Olympic boxer Damien Hooper says he’s “been through hell” but now wants disadvantaged youth to avoid his mistakes.

The 22-year-old, who represented Australia at the 2012 London Olympics, has been spared jail for seriously assaulting police.

Hooper had pleaded guilty to spitting in an officer’s face while being taken from a nightclub in the southern Queensland town of Dalby in January 2013.

Despite previous run-ins with the law, a Queensland District Court judge is convinced he should be given the chance to continue rehabilitation.

He has been given an 18-month jail term with parole set from Friday’s sentencing.

Judge Kerry O’Brien told Hooper the sentence is one that will “hang over your head”.

He must report to a parole officer and if he reoffends will be taken to prison.

Outside court, Hooper expressed remorse and said he’d learned from his mistake.
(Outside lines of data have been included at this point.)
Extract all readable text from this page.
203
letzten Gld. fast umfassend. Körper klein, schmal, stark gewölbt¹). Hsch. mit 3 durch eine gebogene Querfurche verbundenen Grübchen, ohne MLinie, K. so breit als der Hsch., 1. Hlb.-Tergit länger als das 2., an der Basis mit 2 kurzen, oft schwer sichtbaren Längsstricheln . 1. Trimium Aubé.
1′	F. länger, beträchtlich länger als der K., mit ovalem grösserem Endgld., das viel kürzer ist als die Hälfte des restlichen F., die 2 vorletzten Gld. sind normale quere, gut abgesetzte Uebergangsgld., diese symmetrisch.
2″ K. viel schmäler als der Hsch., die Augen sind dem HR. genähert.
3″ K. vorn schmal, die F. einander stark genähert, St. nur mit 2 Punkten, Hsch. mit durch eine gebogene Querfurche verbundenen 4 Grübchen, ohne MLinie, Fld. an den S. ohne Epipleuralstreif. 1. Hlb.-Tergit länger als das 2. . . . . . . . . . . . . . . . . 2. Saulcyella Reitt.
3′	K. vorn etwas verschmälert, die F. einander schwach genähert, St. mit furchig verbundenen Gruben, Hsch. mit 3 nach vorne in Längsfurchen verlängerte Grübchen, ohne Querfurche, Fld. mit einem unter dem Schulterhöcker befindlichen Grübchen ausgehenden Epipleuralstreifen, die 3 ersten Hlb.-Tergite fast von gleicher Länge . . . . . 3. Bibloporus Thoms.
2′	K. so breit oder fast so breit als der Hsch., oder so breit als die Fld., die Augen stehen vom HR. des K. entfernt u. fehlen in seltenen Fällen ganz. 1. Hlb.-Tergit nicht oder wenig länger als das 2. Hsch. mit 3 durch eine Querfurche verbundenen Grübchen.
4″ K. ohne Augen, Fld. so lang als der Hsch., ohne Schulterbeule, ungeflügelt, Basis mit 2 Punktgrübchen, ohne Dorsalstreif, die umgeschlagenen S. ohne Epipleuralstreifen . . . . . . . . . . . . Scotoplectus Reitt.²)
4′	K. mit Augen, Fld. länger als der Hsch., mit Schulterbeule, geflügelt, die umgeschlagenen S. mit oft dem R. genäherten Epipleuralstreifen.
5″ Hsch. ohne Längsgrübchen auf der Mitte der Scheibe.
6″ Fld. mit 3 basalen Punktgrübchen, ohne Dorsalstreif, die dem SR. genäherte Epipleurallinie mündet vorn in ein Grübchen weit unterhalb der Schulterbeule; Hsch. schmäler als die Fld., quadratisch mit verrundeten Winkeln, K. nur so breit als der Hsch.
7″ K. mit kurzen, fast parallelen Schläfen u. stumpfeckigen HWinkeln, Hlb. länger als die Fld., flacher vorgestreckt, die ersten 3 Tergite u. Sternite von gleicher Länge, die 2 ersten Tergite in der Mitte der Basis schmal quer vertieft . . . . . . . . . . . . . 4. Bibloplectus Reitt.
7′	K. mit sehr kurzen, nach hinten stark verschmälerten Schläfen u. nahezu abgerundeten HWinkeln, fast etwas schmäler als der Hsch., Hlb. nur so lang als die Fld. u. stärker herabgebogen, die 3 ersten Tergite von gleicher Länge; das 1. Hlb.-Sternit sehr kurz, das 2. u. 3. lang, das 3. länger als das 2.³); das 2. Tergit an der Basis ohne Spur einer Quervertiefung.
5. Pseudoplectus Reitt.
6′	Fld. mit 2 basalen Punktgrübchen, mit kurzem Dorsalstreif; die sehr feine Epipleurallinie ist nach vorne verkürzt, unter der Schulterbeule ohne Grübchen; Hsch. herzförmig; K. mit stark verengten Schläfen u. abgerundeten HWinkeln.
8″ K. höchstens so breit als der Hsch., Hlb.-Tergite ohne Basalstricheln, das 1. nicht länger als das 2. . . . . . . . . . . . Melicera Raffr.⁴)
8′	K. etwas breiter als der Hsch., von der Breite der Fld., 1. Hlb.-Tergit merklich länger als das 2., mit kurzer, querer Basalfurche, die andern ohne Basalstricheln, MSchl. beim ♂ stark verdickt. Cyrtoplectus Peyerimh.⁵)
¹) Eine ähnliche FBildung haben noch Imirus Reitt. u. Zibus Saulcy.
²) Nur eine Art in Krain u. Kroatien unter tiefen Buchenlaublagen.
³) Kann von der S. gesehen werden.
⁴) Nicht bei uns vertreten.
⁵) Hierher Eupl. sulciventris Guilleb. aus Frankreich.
“At the time, I lost my brother and I was in a bad way. I was abusing alcohol and I wasn’t myself,” he told reporters.

“I made mistakes and now I’m a man.”

Since the crime, Hooper has become an ambassador for the Institute of Urban Indigenous Health.

He pledged to continue speaking with disadvantaged youth who were at risk of going down the same destructive path he was once following.

“They really listen to me because I’m not that role model who’s just on top, and just good at what I do,” he said.

“I’ve been through rock bottom, I’ve been through hell.”

Hooper’s coach, Gareth Williams, said the boxer was surrounding himself with positive influences.

“Now it’s over, all I can do is guarantee everyone he’ll be champion of the world,” he said.

“Even more importantly, a role model to all the kids out there.”

Mr Williams has been a constant figure in Hooper’s life since the athlete was 16 and at one stage took him in to live with his own family.

He admitted Hooper was learning things he should have realised as a child, but praised him for his new direction.

Hooper said he was confident of staying out of trouble.

“I’m here today, standing here a free man and all I want to do is go out in the community and help the kids that were on the same path as me.”